At 134 years old, Florida A&M University (FAMU) is raking in record amounts of research funding. FAMU is ranked among the top 10 Historically Black College and Universities.
Amid a two-year funding boom, FAMU recently received its biggest grant ever: a $30-million award from the National Oceanic and Atmospheric Administration (NOAA).
The money will be used to support the Center for Coastal and Marine Ecosystems (CCME) and its mission to train the next generation of scientists from underrepresented groups.
“50% of that $30 million will have to go to direct student support,” says FAMU President Larry Robinson. He directs CCME, which is comprised of half a dozen universities that are sharing the grant over 5 years. FAMU is the center’s lead institution.
“There's an emphasis on focusing on persons from underrepresented minority communities and getting them trained at undergraduate and graduate levels in NOAA-related STEM disciplines and social sciences,” Robinson says, “but also making sure that we leave NOAA and other places that they go more diverse.”

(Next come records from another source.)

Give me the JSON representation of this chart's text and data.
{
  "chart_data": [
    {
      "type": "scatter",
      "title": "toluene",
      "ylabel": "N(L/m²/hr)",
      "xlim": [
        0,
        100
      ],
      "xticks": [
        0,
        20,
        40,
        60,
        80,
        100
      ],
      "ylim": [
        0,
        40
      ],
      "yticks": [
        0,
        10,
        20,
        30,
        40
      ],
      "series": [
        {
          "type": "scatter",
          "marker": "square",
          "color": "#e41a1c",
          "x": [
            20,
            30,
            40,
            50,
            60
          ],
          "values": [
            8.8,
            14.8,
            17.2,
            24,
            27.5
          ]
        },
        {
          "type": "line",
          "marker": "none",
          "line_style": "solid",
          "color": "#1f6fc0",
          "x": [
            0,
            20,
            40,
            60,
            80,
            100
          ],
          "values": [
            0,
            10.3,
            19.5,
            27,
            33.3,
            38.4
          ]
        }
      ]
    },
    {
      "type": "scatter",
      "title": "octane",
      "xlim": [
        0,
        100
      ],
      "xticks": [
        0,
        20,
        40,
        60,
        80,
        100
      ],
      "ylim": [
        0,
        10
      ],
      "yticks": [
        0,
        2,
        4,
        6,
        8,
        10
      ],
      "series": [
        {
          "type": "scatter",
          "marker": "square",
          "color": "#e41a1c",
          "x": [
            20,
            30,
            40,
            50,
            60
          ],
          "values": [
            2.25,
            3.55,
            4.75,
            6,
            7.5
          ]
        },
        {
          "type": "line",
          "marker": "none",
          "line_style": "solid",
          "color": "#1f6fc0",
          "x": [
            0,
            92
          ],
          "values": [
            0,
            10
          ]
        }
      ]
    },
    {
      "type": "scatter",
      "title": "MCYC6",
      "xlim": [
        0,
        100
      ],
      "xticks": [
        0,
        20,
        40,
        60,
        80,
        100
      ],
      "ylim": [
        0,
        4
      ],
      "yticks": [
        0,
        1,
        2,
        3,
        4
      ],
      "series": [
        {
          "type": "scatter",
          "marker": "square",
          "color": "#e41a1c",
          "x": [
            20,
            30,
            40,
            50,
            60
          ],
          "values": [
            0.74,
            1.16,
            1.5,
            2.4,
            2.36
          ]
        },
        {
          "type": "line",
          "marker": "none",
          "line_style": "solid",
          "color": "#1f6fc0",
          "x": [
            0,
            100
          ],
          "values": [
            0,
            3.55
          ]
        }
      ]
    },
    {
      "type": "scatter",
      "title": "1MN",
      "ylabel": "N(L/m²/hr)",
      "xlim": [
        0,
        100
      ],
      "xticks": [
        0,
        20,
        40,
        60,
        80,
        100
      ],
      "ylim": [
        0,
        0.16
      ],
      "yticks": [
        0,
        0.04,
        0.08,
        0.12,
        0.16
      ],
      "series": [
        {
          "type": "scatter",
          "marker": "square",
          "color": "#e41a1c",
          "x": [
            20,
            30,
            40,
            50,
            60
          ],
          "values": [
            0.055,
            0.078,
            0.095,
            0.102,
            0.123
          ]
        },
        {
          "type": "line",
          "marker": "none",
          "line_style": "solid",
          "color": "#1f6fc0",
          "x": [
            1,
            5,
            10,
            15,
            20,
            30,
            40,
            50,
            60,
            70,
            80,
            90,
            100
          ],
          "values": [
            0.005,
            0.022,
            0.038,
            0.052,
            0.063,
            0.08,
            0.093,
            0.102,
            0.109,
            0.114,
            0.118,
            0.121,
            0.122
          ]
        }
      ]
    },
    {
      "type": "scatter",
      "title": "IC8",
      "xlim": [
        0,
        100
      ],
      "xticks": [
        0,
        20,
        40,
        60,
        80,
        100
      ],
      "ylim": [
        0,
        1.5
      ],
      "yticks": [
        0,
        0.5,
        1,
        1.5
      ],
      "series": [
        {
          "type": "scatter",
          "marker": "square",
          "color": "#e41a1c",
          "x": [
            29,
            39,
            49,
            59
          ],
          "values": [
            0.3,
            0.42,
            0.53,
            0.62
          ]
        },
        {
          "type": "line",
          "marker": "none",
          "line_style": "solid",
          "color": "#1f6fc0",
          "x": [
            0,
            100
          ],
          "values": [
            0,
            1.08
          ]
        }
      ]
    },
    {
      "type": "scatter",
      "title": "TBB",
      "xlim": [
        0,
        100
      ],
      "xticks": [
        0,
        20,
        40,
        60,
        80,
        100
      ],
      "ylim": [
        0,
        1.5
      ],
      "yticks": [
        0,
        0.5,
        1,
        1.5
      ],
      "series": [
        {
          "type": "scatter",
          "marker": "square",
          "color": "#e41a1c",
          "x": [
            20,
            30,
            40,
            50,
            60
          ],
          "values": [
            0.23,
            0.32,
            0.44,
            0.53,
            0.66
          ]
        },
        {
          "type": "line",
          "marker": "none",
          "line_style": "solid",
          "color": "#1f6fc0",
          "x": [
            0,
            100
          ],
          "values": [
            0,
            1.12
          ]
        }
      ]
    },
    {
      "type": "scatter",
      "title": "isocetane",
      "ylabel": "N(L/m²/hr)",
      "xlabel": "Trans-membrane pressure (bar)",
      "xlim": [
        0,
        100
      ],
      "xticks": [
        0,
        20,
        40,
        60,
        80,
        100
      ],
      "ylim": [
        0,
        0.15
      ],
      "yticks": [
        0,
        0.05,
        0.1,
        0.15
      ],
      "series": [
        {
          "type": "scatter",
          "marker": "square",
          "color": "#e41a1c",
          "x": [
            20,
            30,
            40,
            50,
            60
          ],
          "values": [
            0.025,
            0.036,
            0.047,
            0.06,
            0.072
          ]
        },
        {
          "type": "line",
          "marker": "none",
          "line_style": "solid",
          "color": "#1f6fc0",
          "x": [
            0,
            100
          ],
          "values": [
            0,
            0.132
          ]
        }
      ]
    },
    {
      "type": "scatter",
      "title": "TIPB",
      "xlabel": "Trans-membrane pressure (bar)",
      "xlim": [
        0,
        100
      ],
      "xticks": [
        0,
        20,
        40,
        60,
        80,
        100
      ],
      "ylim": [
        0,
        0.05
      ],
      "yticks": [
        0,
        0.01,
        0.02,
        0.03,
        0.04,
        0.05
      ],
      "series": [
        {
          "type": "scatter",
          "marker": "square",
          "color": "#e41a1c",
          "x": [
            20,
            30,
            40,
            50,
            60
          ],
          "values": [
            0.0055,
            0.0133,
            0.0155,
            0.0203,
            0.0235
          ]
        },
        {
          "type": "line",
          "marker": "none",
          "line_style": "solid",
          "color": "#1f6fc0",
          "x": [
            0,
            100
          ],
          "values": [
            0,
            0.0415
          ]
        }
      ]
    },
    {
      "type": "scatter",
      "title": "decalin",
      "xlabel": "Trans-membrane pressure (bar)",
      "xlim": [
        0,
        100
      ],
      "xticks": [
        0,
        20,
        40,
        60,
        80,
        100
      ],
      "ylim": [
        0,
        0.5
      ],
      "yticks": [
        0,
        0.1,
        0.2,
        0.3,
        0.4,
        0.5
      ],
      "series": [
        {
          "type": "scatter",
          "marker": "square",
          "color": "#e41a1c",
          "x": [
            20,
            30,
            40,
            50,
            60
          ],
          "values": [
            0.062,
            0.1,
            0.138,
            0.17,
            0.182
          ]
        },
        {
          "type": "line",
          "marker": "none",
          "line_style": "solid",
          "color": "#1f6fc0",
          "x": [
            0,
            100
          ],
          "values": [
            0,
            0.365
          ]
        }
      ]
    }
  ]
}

This new funding agreement extends and modifies the objectives of the initial five-year award from NOAA that started in 2016.
“In the first five years, we were able to recruit over 113 students through this program,” Robinson says. “About half of them are undergraduates and the other are Masters or PhD students.”
Major fields of study include computer science and environmental science with a concentration in marine science. Robinson says the center focuses on three areas that align with NOAA priorities: place-based conservation, coastal resilience, and coastal intelligence.
“We are here to address the problems associated with those thematic areas -- but by educating and training a new generation of scientists, particularly from underrepresented minority communities, in those areas,” Robinson says. “So that's really what keeps me excited about this whole opportunity.”
The grant money will help pay student travel expenses to conferences, tuition and fees, and living expenses for graduate students who will spend several months away working at a NOAA-related facility.